Louis Zamperini and his remaining crewmates were captured by the Japanese and imprisoned in a filthy, degrading POW camp, made all the worse by the Japanese appalling treatment of them. Beatings were merciless. There was almost no drinking water, and what there was, wasn’t clean. All their Red Cross food rations were siphoned off and sold at handsome profit to starving Japanese civilians. Rats everywhere. There was terrible treatment: a prisoner would beg for water and the guard would approach with a cup of scalding water, and throw it in their faces.
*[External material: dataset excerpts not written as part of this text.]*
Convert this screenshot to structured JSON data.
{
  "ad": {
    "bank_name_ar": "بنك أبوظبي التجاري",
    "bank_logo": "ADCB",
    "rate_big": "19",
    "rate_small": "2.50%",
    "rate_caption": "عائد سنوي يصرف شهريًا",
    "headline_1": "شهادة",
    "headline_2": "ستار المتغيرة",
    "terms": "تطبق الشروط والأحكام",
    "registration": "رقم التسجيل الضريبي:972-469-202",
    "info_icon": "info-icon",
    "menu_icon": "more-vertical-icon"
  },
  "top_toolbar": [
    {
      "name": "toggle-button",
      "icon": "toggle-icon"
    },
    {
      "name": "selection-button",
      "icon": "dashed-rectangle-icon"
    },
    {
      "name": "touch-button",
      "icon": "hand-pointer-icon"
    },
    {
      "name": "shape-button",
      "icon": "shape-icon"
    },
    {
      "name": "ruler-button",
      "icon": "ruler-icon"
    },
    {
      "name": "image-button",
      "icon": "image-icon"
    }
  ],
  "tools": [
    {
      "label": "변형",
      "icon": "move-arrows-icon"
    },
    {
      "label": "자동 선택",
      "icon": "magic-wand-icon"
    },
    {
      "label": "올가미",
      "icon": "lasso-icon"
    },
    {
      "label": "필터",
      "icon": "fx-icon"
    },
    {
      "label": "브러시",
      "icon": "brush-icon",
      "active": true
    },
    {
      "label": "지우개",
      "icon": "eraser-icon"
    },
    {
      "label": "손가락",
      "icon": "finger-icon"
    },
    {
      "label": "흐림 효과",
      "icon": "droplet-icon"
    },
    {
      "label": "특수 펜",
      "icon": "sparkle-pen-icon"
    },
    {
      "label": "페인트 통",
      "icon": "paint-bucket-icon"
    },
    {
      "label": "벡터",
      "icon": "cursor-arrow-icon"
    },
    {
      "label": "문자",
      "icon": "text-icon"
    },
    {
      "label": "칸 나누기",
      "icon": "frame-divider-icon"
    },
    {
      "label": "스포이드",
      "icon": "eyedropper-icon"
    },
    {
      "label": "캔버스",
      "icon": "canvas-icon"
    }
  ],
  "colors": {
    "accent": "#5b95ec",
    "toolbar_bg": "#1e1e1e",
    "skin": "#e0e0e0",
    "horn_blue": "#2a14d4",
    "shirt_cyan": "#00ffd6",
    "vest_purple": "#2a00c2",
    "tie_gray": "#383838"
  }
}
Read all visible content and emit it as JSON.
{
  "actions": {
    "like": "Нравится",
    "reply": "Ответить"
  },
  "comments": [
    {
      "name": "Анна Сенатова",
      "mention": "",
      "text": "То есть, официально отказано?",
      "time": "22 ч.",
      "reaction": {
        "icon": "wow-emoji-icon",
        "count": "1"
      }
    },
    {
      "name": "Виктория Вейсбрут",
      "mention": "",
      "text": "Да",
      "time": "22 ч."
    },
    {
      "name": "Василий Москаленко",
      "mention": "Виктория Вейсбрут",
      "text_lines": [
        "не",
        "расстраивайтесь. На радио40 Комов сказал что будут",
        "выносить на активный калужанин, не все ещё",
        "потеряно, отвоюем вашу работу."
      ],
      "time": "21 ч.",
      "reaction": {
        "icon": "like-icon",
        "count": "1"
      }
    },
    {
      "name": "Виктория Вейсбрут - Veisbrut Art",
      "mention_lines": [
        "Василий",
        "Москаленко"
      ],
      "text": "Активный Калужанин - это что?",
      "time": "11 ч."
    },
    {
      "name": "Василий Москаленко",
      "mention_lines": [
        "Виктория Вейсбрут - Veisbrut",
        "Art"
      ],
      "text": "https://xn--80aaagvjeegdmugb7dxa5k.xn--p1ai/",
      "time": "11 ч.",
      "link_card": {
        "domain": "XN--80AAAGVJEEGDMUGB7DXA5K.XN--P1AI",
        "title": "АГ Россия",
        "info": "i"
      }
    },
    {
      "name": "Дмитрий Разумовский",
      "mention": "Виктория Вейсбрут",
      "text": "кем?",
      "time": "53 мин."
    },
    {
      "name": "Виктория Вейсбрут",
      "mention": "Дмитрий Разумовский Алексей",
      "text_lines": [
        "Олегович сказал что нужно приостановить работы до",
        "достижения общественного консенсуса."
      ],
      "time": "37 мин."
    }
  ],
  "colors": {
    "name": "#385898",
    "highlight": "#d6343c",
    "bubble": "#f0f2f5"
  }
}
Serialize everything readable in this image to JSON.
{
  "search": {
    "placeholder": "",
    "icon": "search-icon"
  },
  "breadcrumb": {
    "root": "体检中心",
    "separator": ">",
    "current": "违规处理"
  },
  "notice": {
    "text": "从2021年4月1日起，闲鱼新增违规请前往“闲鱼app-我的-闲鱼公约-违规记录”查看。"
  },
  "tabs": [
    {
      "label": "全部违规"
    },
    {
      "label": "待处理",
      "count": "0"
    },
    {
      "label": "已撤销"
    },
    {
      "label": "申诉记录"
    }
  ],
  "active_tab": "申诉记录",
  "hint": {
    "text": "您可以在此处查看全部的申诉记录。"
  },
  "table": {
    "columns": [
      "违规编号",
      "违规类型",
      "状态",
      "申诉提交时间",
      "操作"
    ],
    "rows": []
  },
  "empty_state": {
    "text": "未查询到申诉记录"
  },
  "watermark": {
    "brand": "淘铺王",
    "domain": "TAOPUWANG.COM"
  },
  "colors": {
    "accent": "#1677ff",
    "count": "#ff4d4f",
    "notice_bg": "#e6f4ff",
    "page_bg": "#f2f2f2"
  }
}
Prisoners were always being degraded–shoved, bombarded with lit cigarette butts, their faces pushed into latrines. They were kicked, clubbed, whipped in the face with belts. They had to bow to Hirohito, wash the floors of their filthy barracks, waddle in front of guards who prodded and swatted them, perform calisthenics till they collapsed. Part of the problem was that the prisoners knew no Japanese and nothing of Jap culture. Miscommunication exasperated their captors and prompted abuse. When the guards were shoving or kicking their prisoners they amused themselves with them, poking at them with sticks in their cells and chuckling at the prisoner’s contortions as they tried to evade. Or the guards would force prisoners at gunpoint to dance, watching with amusement as the prisoners staggered through the Charleston. They forced Louie to “whistle and sing” or “pelted him with fistfuls of gravel” or “taunted him as he crawled around his cell to pick up bits of rice.”